Scheidungen in Usbekistan
Eine Scheidung in Usbekistan ist kein einfaches Unterfangen. Obwohl Kamila und ihr Ehemann beide in die Scheidung einwilligten, mussten zunächst unzählige bürokratische Hürden überwunden werden. Das Scheidungsprozedere werde durch den konservativen Staat absichtlich erschwert, meint die junge Usbekin. In der Gesellschaft gibt es für eine solche Entscheidung noch weniger Verständnis und Unterstützung.
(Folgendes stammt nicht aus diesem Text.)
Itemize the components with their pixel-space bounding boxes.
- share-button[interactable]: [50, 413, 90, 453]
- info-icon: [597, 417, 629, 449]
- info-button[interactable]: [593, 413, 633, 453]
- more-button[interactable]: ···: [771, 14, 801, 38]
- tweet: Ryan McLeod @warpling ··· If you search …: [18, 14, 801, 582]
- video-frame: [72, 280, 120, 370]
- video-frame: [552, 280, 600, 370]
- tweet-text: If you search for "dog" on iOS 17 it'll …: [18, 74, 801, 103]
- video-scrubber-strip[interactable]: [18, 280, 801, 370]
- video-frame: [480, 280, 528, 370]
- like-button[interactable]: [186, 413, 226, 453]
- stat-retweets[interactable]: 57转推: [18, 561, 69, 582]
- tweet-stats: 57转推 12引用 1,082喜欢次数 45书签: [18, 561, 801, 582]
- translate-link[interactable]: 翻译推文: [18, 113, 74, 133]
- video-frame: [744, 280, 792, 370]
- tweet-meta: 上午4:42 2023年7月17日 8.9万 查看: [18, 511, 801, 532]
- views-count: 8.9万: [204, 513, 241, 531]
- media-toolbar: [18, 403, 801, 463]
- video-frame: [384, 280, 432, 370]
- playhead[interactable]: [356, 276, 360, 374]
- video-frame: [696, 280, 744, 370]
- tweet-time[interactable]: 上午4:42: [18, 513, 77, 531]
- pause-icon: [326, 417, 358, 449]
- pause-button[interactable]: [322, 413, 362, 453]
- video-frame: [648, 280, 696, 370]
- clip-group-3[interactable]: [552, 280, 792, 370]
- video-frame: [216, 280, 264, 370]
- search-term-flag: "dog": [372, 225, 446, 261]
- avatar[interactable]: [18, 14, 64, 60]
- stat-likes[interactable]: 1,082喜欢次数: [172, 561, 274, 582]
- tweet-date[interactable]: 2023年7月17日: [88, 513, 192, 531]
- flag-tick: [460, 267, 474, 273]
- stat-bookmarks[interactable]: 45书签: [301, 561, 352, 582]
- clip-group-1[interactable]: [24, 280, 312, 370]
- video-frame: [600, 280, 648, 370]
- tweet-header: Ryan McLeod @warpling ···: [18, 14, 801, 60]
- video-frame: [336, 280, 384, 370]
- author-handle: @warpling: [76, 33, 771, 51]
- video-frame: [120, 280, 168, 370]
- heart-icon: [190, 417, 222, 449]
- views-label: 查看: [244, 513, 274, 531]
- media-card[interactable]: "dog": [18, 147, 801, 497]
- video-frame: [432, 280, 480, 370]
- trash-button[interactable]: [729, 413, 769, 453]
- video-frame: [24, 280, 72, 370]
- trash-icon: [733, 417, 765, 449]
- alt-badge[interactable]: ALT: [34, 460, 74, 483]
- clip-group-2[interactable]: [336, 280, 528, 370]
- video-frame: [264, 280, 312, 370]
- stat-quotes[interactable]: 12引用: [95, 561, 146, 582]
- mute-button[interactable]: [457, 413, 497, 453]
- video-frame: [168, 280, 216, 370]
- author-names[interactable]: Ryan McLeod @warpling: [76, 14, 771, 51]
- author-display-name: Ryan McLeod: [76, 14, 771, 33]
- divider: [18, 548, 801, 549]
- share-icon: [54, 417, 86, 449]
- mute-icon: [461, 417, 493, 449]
Es würden sich mehr Frauen in Usbekistan scheiden lassen, wenn staatliche Institutionen entsprechende Hilfestellungen anbieten würden. Viele Frauen wagen es nicht, sich von ihren Ehemännern zu trennen. „Sie haben Angst vor finanziellen Schwierigkeiten“, erklärt Kamila. Das Leben einer geschiedenen Frau bringt viele Unannehmlichkeiten mit sich. Nach einer Scheidung können sich die meisten Frauen kaum eine eigene Wohnung leisten und sind genötigt, in ihr Elternhaus zurückzukehren. Manche Frauen werden nach einer Scheidung von ihren Familien verstoßen. Einen neuen Mann zu finden, ist ebenfalls schwierig. Als Ehefrauen arbeiten viele Frauen nicht außer Haus. Sie kümmern sich um Kinder und Haushalt. Somit ist es auch schwieriger, nach einer Scheidung eine Stelle zu finden. Unabhängige „Business“-Frauen sind insbesondere in ländlicheren Gegenden eine Seltenheit. Die Situation wird noch schwieriger, wenn geschiedene Frauen Kinder haben. Kamila bezweifelt, dass sie ihr neues Leben führen könnte, wenn sie Kinder hätte.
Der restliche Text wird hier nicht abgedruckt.